After his death, when Darger's work was discovered, put out into the world, he was acclaimed. But I wonder how someone that private would have felt if people had publicized what he was doing while he was still alive.

A few years ago, in an interview, I was questioned about if, when I'm asked what I do for a living, I say I'm a writer.

And initially, when I was young, I did answer that yes, in addition to being a clerk, a bank teller, a claims processor, a plan analyst, compliance manager, consultant, I was also a writer. But then at some point I stopped telling people I was a writer. Why? Being a writer is about being completely honest, completely open about who you really are. Some of that's embarrassing, and a lot of it is not always flattering.

I had no problem writing honestly when it was strangers reading my work, but then one day my father-in-law told me he had stumbled across my site, had read my posted stories (some of which were sexually explicit), and had been surprised by that side of me. About the same time, a few people where I worked also discovered my website, and read the stories and my other pieces, most of which had nothing to do with sex, but all of which were still very personal.

By publishing on the Internet, my writing wasn't just being read by strangers. It was also, without it being my conscious intent, being read by family, friends, and business associates.

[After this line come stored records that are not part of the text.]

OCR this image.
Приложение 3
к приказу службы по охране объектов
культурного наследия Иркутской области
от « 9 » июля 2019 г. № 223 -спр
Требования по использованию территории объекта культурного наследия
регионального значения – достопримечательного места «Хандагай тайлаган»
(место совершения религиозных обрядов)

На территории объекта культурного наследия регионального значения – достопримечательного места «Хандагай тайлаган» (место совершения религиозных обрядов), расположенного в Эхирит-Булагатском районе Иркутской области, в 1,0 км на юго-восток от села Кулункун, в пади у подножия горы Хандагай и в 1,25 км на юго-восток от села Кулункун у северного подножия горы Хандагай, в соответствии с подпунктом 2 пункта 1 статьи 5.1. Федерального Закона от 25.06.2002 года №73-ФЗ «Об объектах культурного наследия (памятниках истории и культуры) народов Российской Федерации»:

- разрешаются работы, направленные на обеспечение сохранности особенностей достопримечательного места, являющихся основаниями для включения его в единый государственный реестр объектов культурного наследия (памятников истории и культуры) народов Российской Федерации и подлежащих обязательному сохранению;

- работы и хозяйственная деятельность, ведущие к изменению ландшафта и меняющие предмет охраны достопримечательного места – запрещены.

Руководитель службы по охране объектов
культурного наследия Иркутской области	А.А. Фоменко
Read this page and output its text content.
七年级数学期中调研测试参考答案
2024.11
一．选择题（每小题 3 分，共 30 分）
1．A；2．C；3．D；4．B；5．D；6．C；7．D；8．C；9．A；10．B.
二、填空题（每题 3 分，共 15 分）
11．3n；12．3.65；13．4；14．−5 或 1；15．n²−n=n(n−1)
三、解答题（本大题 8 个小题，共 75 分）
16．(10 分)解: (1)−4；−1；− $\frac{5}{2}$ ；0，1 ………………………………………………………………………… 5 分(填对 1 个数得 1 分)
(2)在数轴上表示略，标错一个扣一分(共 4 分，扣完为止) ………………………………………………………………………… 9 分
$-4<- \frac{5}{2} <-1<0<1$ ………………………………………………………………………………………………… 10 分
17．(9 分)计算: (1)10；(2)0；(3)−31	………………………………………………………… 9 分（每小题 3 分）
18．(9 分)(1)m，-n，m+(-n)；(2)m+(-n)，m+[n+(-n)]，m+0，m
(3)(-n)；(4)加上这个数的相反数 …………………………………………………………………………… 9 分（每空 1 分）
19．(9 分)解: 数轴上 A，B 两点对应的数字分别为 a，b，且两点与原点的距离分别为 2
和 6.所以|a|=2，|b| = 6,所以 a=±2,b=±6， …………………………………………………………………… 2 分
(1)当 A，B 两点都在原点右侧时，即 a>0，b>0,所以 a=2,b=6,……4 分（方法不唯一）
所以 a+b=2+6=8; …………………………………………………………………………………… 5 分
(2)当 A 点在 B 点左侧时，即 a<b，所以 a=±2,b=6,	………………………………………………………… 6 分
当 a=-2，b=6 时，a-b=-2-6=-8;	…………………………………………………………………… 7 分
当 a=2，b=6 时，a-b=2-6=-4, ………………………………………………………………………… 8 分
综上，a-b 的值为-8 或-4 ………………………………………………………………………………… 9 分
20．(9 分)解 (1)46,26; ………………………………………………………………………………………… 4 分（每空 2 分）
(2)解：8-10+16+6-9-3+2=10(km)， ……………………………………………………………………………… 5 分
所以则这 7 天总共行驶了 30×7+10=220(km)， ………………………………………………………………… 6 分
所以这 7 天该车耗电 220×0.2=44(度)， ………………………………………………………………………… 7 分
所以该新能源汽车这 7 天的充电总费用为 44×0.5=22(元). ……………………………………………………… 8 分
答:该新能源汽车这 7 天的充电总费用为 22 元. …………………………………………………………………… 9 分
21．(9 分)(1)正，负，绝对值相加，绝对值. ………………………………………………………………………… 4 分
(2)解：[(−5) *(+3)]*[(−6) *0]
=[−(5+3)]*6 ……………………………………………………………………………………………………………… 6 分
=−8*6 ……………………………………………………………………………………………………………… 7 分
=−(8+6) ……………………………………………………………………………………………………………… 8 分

It's not just about you writing. It's about someone else reading what you've written, when that someone else may be a relative, a next-door neighbor, or the president of your company.

Did I really want someone I discussed the weather with while getting coffee at the office to know that much about me? I'm proud of every word I write. But it has cooled-off some relationships, and some people aren't as friendly as they used to be.

As writers, we all decide how much of ourselves we want to reveal. We hide behind characters. There's a great difference between saying an imaginary 'he' or 'she' did this, thought this, and 'I' did that, thought that. I so admire people who are willing to stand on stage and say, This is me. This is how weak I can be, how petty, frightened, wrong. Those are the artists you trust, because those are the artists who are trying to help. Part of art, certainly, is exposing yourself. Saying to the reader, You are not alone. You are not the only person who thought that sick thought, did that despicable thing. We are legion.

Once I left my family home, in my late teens, I never stayed in touch much with them. My dad's final years, he'd ask me often over the phone to send him something I had written, a story, an essay, because he was proud his first-born son had turned out to be an author.

I never did. Because I was afraid he would be disappointed again. Not understand me again. He died without ever reading anything I wrote as an adult, because I was a coward.

After my father spoke to me that afternoon about what I had written, and burned it, I waited a day, then started writing again. And just found a better hiding place. Or perhaps after discovering my new hiding place, my father simply realized I wasn't going to stop no matter what he said. I'd always be off somewhere, putting the words I wanted to down on paper.